Royce Fellowship aligns sports, academics, and development experiences

Thanks to Eli Wolff, head of the Sport and Development Initiative in the Watson Institute for International Studies at Brown University for making us aware of the following story.

As you will read below, the Royce Fellowship is a wonderful example of individuals – whether benefactors, department/institute directors, or student researchers – creating and executing on a program that brings the concepts of sports and development to life. Kudos go to Mr. Charles Royce, the good folks at Brown University (that means you Eli!), and the students involved in such meaningful work. First hand experience in the field is invaluable for these future leaders. It resonates with them. (“Take what you’re passionate about and turn it in a way (that’s) usable to society.”)

We are greatly encouraged by the uptick in grants, scholarships and award programs, e.g. Beyond Sport Awards, that are allowing individuals at all levels and from all areas to develop programs, analyze them, and/or refine their makeup for maximize effectiveness. We look forward to hearing about more programs all around the world that are energizing the work being done in sport and development.
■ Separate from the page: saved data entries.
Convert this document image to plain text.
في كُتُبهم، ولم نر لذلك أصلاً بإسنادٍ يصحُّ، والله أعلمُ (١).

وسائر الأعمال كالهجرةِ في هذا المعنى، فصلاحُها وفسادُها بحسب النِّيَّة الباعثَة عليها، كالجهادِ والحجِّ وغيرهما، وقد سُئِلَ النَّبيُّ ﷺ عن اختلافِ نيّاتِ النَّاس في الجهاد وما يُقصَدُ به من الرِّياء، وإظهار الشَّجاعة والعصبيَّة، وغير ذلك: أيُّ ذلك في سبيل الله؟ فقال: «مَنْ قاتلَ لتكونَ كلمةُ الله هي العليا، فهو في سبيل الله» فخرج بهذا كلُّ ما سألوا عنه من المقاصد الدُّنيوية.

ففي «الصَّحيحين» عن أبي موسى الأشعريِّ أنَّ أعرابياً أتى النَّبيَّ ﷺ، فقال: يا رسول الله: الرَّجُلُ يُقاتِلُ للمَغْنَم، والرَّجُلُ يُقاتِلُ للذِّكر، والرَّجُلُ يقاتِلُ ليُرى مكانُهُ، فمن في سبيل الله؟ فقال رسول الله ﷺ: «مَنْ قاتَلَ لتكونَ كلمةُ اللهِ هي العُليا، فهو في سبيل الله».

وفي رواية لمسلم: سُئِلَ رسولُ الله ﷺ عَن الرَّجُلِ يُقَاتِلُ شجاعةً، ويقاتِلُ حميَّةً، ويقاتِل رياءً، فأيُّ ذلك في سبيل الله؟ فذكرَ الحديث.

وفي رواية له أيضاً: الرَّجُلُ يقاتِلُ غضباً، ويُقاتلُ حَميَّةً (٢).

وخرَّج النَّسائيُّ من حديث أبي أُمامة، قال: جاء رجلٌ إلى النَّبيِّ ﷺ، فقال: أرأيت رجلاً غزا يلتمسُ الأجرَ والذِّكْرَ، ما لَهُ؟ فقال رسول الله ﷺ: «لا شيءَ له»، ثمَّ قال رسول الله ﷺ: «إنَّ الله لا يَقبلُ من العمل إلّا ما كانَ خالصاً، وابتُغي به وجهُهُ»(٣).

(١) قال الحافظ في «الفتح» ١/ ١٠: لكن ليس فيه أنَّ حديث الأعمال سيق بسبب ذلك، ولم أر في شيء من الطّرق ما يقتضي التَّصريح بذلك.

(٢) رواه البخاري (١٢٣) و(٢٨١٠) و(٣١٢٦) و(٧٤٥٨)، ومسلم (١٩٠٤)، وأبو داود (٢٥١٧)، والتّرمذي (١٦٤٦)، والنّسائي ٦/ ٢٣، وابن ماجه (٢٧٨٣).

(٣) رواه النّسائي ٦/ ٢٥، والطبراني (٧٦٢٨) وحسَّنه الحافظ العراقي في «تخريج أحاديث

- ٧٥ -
(The story was first published in The Brown Daily Herald)

By Amy ChenStaff Writer

Published: Thursday, February 3, 2011

Kerrissa Heffernan summed up the scope of the Royce Fellowship for Sport and Society with the story of a simple trade. Ask a former child soldier to trade his gun for a soccer ball, she said, and “the kid would say okay … It’s powerful stuff.”

Heffernan, director of the fellowship and faculty engagement for the Swearer Center for Public Service, was referring to a research project on former child combatants. The study was conducted by former fellow volleyball player Brianna Williamson ’11.

This summer, Williamson conducted research in northern Uganda with child soldiers who had been kidnapped in the war. Through interviews with both former child combatants and children who had not fought in the war, she studied whether soccer — an integral part of adolescent Ugandan culture — helps them reintegrate into society.

Williamson is a development studies concentrator, and her thesis focusing on sports and development is inspired by her research. “Take what you’re passionate about and turn it in a way (that’s) usable to society,” she said.

She said she learned that sports have the potential to instigate social change. “It’s inexpensive. It’s a phenomenal way to get people together. It has a wide base of support to mobilize people,” she said.

‘Sports across borders’

The Royce fellows research and promote awareness on the importance of sports in the developing world. The goal of the program is for academics and athletics to intersect and flourish together, Heffernan said.

“Sports across borders have importance,” Heffernan said.

The fellowship was established in 2007 with support from Charles Royce ’61. It awards $4,000 to an undergraduate student for international and domestic research that examines the relationship between sports and issues such as healthcare and education in the developing world. According to Heffernan, varsity, club and intramural athletes are eligible for the fellowship.

The fellowship was proposed by Heffernan and Eli Wolff ’00, who is a visiting fellow in international studies and co-director of the fellowship. Wolff assists in designing the curriculum, planning seminars, advising and placing students in organizations and agencies. He also runs the Sport and Development Initiative at the Watson Institute for International Studies, which examines the intersection of sports, development and human rights in global, domestic and local contexts. “Sport and development recognize that sports is not just physical activity or games,” he said. “It can be used to engage a community to help with education, look at issues of equity and (address) issues of justice and respect.”

After returning from their summer research, fellows attend seminars every other week and take part in conversations on related topics. The fellows also take part in forums with speakers and presentations during the semester.

Students were often surprised by what they learned from the fellowship, said Heffernan. “They would say, ‘I never knew I could do this. This is a whole new intellectual pursuit. I can actually make a living out of this!'” she said.

Bridging the gap

The coordinators and students agreed that bridging the separation between athletics and academics is a challenge.

Former fellow Matt Doyle ’10 GS founded the Brown chapter of Right to Play, an international organization which brings games and sports to developing countries. Doyle conducted his project with Right to Play in New York City.

In his research, he assessed how high school and college students have used sports as a “platform for social change,” and suggested strategies on how to better involve students around projects in the sport-for-development movement, he wrote in an e-mail to The Herald.

“School administrations and teachers are failing to see the multiple benefits that go along with sport and play, simply classifying this activity as recreation and not as a means of substantive education,” Doyle wrote.

To remedy this issue, attitudes need to change so that parents, educators and students can see “sport as a catalyst for development,” he wrote.

Williamson also said that sport is more meaningful and powerful than is often acknowledged. “In academia, there is often a separate world from sports. Sports is a leisure … but it should be taken more seriously,” she said. As a result, she said she believes that this fellowship will help to educate and bring awareness to people about the power of sports to make positive changes to society.

At the core, Heffernan said she believes that the community needs to have conversations about the role of athletics in academics.

“There is a real misconception about athletics,” she said. “It is more than to represent the furry bear.”